Misalnya temuan wartawan koran ini. Jawa Pos sempat menemui seorang pengusaha jasa ekspedisi. Dia tak mau namanya dikorankan. Jadi, namanya sebut saja Rexi. Usianya 30-an tahun. Dia memiliki tiga truk tronton sebagai armada. Rexi mengatakan, kendaraannya taat administrasi. Dia tidak pernah lupa mengurus pajak kendaraan dan buku kir. Namun, syarat kedua tidak benar-benar dilakoni. “Lewat orang dalam,” sebutnya.

Rexi kenal pegawai Dinas Perhubungan (Dishub) Sidoarjo. Hubungan mereka akrab. Rexi pun meminta bantuan agar proses pengujian kir tidak ribet. Gayung bersambut. Dia mendapat jalur khusus. Truknya tidak perlu mendatangi Balai Pengujian Kendaraan Bermotor (PKB) Sidoarjo.

Bacaan Lainnya

Dia hanya perlu memberikan fotokopi buku uji kir kendaraan kepada “orang dalam itu”. Nah, Rexi tinggal mengurus biaya administrasi. Jumlahnya tentu saja ekstra. Sebab, ada jasa seseorang yang dipakai. “Harganya wajar,” katanya.
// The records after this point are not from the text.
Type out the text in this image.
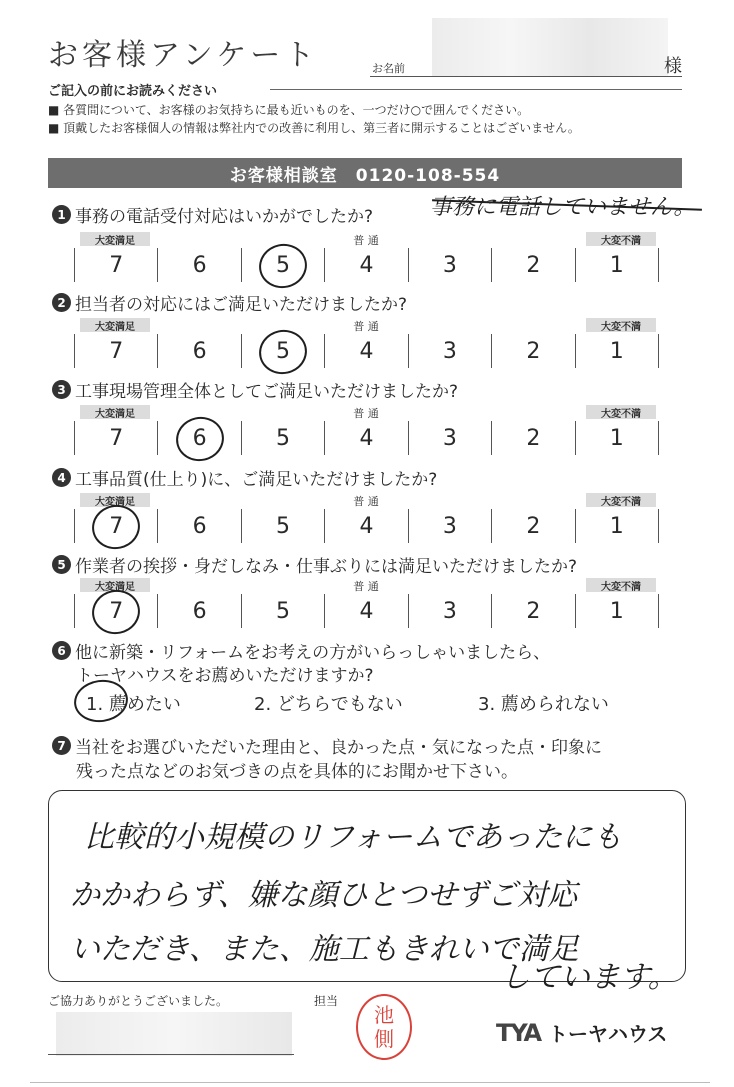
お客様アンケート	お名前	様
ご記入の前にお読みください
■ 各質問について、お客様のお気持ちに最も近いものを、一つだけ○で囲んでください。
■ 頂戴したお客様個人の情報は弊社内での改善に利用し、第三者に開示することはございません。
お客様相談室　0120-108-554
1 事務の電話受付対応はいかがでしたか?	事務に電話していません。
大変満足	普 通	大変不満
7	6	5	4	3	2	1
2 担当者の対応にはご満足いただけましたか?
大変満足	普 通	大変不満
7	6	5	4	3	2	1
3 工事現場管理全体としてご満足いただけましたか?
大変満足	普 通	大変不満
7	6	5	4	3	2	1
4 工事品質(仕上り)に、ご満足いただけましたか?
大変満足	普 通	大変不満
7	6	5	4	3	2	1
5 作業者の挨拶・身だしなみ・仕事ぶりには満足いただけましたか?
大変満足	普 通	大変不満
7	6	5	4	3	2	1
6 他に新築・リフォームをお考えの方がいらっしゃいましたら、
トーヤハウスをお薦めいただけますか?
1. 薦めたい	2. どちらでもない	3. 薦められない
7 当社をお選びいただいた理由と、良かった点・気になった点・印象に
残った点などのお気づきの点を具体的にお聞かせ下さい。
比較的小規模のリフォームであったにも
かかわらず、嫌な顔ひとつせずご対応
いただき、また、施工もきれいで満足
しています。
ご協力ありがとうございました。	担当
池
側	TYA トーヤハウス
Berapa? Rexi memilih merahasiakan. Dia mengaku tidak enak. Sebab, tarif yang dipatok untuk setiap orang bisa saja berbeda. “Bergantung keakraban juga kan,” ujarnya.

Praktik nakal yang hampir serupa ditemukan Jawa Pos di UP PKB Ujung Menteng, Jakarta Timur. Bedanya, kendaraan tetap datang ke tempat uji kir. Hanya, pemilik atau sopirnya tak perlu masuk ke tempat pengujian. Cukup kendaraannya saja. Sopirnya digantikan orang lain yang sudah dibayar.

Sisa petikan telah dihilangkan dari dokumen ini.